Contar a Sam a história sobre o mês no deserto a tinha lembrado de por que quisera tanto voltar para casa naquele verão e do que realizara. Não tinha motivo para ser tão cautelosa perto de Arobynn — não depois do que ele havia feito e do que ela havia passado. Portanto, Celaena apenas sorriu para o rei dos Assassinos ao segurar aberta a porta para os criados. Eles entraram com um baú pesado. Então outro. Depois outro.
— Devo perguntar? — Arobynn massageou as têmporas.

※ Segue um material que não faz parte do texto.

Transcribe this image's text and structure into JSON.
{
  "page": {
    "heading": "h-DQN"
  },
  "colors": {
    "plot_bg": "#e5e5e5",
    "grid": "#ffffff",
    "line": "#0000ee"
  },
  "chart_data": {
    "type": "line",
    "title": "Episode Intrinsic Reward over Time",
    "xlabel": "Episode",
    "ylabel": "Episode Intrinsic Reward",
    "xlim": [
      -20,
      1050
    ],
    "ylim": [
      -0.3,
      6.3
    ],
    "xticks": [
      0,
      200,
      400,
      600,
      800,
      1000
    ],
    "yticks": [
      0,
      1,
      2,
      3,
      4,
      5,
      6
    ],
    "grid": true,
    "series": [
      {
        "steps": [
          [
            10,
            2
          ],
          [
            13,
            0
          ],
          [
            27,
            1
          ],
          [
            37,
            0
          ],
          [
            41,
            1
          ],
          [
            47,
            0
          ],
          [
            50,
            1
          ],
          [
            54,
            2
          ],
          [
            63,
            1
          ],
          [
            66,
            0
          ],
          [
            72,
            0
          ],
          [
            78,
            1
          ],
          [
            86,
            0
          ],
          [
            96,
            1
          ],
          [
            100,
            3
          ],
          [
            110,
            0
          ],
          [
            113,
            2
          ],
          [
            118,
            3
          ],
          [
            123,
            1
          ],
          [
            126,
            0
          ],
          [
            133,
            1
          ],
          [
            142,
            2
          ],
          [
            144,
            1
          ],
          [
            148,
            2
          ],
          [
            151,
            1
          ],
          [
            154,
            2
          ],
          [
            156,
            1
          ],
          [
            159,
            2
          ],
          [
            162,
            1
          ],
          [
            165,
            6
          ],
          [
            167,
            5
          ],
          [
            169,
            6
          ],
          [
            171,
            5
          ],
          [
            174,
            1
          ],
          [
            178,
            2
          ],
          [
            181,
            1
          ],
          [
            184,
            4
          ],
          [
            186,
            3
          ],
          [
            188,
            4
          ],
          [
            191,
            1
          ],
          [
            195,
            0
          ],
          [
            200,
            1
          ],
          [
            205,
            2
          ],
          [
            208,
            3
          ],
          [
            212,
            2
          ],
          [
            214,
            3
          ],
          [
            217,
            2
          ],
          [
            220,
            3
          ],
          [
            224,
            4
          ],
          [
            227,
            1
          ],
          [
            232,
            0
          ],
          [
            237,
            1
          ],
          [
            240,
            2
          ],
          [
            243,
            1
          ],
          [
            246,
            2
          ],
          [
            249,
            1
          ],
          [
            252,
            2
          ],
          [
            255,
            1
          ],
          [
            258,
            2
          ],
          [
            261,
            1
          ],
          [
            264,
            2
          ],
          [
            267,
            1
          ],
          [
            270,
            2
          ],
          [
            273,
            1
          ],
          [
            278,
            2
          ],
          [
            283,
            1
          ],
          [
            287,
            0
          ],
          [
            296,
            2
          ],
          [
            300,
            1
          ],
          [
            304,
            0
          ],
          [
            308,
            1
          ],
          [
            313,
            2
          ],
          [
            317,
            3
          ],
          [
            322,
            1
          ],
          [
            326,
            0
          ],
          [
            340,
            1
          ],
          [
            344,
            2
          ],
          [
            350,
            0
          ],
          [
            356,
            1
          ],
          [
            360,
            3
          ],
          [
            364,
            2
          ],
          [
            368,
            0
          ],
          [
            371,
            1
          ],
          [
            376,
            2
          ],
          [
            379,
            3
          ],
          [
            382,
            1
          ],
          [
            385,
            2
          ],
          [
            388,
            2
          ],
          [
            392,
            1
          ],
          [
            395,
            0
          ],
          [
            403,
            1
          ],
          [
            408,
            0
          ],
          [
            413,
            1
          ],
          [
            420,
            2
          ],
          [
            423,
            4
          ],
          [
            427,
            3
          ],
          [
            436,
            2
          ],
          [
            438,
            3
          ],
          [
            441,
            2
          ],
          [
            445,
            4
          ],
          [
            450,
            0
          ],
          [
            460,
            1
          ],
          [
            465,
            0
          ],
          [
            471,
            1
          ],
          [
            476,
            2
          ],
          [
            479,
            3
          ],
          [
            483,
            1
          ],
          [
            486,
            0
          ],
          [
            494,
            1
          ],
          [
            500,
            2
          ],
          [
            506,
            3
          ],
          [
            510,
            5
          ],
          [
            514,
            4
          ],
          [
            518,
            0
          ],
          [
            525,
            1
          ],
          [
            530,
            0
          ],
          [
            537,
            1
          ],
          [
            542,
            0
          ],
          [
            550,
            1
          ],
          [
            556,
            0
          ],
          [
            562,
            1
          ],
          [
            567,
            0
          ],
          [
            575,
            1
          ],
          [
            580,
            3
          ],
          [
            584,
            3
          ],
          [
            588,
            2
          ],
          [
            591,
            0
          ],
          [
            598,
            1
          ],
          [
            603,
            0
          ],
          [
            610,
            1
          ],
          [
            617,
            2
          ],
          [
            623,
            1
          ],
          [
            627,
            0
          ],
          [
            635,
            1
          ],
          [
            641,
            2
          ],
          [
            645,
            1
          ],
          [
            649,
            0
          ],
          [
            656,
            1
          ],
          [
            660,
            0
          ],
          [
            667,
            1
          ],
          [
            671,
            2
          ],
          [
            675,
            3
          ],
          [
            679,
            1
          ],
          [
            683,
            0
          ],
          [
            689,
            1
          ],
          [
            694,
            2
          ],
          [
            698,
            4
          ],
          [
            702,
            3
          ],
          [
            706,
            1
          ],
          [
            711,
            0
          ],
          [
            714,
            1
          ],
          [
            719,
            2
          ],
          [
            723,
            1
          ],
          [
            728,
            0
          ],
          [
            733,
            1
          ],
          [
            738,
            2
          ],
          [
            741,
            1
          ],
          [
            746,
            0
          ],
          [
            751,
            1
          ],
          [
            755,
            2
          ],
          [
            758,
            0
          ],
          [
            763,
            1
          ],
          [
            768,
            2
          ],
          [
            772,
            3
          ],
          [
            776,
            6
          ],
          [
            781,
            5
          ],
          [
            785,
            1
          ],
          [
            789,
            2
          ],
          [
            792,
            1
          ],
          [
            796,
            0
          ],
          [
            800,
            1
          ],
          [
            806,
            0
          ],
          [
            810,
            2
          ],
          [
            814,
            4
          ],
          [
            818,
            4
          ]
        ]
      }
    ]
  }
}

Os criados saíram às pressas, e Celaena fechou a porta. Sem dizer uma palavra, abriu as tampas dos baús. Ouro brilhou ao sol do meio-dia.
Voltou-se para Arobynn, agarrando-se à memória de como se sentira ao se sentar no telhado depois da festa. O rosto do mestre estava indecifrável.

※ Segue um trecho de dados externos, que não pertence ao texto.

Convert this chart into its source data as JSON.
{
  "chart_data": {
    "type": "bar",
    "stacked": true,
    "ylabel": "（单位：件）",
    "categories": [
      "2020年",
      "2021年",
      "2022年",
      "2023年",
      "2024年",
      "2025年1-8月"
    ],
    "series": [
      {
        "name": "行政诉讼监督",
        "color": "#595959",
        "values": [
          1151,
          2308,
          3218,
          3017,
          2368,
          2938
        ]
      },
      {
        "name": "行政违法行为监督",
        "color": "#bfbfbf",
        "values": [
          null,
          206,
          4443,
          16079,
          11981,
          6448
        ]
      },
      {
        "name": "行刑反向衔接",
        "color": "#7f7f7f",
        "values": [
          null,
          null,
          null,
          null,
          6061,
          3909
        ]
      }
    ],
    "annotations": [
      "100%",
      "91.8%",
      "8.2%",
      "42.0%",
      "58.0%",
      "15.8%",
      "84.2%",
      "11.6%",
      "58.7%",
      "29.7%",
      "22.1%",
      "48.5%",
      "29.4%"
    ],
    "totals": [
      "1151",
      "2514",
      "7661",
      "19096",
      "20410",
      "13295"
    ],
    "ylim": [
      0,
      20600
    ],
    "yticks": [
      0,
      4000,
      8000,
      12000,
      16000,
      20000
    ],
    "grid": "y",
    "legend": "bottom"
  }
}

— Acho que isso cobre minha dívida — falou ela, obrigando-se a sorrir. — E mais um pouco.
Arobynn permaneceu sentado.
Ela engoliu em seco, sentindo-se subitamente enjoada. Por que tinha achado que aquilo era uma boa ideia?
— Quero continuar trabalhando com você — prosseguiu Celaena, com cuidado. Ele havia olhado para ela daquela forma antes, na noite em que a espancou. — Mas não é mais meu dono.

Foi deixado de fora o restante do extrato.